Single by Sheila

from the album Dans une heure
- B-side: "La Porte En Bois"
- Released: 1967
- Label: Philips Records
- Composer(s): Claude Carrère
- Lyricist(s): Jacques Plante
- Producer(s): Sam Clayton

Sheila singles chronology
| "La Famille" (1967) | "Adiós Amor" (1967) | "Le Kilt" (1967) |

= Adiós Amor (Sheila song) =

"Adiós Amor" is a 1967 hit French-language song by French singer Sheila. It was one of the series of four hit singles in 1967 which made her best-selling artist of the year. Lyrics were by Jacques Plante, music by Claude Carrère and the recording was produced by American Sam Clayton.
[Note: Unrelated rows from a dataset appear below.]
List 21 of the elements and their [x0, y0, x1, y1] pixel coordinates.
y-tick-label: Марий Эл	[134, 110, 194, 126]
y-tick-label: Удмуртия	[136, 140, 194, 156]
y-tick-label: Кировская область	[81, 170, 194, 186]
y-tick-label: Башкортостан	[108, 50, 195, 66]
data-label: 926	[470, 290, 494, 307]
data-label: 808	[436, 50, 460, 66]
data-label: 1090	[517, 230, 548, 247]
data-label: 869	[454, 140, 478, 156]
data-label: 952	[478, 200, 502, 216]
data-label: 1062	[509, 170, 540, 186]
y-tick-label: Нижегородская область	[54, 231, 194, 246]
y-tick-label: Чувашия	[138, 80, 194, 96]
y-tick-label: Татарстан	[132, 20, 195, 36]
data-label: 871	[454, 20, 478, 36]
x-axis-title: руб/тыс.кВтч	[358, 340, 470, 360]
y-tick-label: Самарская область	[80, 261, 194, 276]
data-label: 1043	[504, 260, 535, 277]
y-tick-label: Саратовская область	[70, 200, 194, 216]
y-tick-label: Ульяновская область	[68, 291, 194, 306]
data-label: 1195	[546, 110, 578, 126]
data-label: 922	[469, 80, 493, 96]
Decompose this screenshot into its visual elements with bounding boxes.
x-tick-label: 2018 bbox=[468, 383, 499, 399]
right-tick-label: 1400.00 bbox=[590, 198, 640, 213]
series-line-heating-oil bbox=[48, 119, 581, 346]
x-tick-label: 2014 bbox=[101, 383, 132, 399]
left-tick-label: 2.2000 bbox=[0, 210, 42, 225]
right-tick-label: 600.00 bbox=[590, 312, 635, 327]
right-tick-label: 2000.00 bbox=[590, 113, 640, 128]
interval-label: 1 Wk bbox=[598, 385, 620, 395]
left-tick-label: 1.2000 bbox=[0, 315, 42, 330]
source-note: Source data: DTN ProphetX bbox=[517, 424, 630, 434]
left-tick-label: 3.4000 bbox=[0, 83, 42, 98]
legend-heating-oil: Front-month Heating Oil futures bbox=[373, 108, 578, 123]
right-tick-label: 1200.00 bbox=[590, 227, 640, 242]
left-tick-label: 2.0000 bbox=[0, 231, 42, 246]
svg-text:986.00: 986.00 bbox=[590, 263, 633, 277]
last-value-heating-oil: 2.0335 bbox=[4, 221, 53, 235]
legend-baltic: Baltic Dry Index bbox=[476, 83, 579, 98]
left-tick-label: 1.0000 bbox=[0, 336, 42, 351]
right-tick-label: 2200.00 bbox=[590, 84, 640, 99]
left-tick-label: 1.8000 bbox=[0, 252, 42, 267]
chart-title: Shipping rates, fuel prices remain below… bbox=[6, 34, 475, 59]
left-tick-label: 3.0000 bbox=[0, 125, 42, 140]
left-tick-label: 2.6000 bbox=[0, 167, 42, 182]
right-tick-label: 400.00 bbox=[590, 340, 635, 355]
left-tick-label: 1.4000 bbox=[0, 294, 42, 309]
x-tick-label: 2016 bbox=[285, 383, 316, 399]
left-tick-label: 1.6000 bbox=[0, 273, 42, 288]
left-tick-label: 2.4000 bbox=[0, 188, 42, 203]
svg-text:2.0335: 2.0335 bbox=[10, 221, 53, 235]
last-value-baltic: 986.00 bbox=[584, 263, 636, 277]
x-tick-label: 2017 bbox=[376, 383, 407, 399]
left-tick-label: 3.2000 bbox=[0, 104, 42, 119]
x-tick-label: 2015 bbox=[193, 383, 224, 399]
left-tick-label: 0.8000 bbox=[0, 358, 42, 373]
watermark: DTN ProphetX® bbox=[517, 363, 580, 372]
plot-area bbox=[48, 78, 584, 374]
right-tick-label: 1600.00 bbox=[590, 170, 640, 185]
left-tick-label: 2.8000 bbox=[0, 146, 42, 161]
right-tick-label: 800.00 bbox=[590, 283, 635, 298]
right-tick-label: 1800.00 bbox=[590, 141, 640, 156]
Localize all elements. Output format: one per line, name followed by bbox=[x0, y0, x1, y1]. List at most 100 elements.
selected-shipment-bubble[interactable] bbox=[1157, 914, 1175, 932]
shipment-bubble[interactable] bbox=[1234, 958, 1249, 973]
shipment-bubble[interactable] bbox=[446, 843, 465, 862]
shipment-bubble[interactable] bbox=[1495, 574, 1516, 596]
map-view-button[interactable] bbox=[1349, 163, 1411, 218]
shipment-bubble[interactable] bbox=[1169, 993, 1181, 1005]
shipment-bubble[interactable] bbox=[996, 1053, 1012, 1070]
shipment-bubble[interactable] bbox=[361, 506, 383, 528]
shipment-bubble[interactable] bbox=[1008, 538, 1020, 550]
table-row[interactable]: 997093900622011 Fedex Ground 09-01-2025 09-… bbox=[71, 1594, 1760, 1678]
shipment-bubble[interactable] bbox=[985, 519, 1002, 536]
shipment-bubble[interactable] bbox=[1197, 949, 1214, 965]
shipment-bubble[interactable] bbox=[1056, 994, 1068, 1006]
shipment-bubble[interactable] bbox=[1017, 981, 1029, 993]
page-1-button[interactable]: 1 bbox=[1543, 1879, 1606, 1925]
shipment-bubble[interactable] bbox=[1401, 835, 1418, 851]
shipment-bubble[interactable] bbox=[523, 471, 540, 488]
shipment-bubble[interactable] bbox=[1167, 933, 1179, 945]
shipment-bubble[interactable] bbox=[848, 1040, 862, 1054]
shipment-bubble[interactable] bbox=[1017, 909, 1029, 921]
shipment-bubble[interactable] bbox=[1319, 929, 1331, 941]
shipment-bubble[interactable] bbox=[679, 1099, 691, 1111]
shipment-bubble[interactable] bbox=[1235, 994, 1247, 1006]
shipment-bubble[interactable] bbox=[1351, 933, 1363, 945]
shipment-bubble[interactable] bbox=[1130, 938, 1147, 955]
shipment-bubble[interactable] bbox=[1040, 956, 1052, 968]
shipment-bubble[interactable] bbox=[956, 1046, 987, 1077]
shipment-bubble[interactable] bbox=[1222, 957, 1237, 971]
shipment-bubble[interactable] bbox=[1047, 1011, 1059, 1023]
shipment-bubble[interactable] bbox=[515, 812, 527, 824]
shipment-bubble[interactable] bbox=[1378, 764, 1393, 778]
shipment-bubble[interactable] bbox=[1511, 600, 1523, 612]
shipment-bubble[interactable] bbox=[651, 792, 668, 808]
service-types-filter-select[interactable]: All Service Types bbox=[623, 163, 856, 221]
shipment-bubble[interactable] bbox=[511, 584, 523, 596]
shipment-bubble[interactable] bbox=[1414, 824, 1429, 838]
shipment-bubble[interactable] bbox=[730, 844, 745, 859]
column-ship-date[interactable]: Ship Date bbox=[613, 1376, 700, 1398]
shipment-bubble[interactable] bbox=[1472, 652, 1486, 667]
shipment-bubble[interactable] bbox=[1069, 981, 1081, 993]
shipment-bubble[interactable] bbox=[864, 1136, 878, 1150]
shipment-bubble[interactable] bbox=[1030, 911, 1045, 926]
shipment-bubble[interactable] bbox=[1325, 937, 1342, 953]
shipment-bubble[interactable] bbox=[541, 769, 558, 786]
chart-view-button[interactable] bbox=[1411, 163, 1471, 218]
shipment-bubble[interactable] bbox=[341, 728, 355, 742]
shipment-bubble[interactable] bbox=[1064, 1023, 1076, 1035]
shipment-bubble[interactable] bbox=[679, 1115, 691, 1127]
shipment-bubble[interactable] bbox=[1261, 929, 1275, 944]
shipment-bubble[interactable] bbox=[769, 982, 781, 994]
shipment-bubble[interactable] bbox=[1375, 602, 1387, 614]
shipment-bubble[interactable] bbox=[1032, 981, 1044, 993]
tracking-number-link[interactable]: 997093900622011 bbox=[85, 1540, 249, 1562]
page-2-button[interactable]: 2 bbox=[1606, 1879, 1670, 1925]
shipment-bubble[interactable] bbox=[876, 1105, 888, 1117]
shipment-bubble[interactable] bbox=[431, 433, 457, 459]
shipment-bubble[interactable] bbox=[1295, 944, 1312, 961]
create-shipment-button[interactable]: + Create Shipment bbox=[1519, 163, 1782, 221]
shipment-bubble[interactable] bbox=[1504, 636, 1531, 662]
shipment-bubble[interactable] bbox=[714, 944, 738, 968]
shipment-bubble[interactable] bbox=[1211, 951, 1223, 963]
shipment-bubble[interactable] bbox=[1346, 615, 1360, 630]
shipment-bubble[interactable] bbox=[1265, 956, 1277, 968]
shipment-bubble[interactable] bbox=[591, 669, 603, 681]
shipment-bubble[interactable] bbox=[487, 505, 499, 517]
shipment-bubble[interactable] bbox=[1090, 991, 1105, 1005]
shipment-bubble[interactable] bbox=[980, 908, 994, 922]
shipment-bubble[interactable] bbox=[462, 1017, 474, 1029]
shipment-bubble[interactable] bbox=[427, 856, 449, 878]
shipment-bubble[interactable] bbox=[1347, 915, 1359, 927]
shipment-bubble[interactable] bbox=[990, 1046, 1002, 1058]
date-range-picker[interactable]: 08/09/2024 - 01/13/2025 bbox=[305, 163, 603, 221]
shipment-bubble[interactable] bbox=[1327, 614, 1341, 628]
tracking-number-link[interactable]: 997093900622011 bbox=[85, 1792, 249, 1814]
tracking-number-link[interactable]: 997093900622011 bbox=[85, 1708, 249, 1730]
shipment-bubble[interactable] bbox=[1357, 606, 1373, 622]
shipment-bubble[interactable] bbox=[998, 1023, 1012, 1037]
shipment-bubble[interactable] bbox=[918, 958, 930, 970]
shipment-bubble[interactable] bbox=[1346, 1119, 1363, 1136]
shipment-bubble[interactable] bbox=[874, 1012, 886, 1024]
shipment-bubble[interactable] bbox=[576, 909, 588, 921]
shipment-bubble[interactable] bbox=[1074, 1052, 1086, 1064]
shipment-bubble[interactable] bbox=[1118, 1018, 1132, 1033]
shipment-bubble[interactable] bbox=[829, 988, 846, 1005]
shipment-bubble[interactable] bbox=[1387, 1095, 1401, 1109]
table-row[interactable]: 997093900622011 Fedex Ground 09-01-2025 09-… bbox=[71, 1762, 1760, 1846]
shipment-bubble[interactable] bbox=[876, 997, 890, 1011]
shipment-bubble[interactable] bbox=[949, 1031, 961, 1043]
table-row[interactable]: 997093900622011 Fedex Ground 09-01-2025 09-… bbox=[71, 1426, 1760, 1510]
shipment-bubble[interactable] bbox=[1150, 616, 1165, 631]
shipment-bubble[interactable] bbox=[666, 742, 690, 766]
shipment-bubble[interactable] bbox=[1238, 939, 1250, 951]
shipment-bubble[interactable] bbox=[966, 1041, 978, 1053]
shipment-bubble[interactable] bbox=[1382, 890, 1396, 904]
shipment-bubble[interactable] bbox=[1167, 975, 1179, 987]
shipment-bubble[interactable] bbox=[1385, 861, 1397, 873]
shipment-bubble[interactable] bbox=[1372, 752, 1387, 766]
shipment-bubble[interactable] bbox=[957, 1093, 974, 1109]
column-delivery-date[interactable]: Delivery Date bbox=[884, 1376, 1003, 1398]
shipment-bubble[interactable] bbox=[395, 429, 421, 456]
The song begins "Je ressens de l'amour pour toi."

==Releases==
On the B-side was "La Porte En Bois", a French cover of "Mr. Abercrombie Taught Me" by Murray & G. Aber, fitted to new French lyrics by Claude Carrère. An EP version included two more song "Le Jour Le Plus Beau De L'ete" by Kluger and André Salvet, and "Tout Le Monde Aime Danser", a version of the Podell song "Everybody Loves Saturday Night" arranged by Carrère and Plante. It also featured as the title track in the 1969 compilation album Adiós Amor. Sheila recorded an Italian version for the Italian market.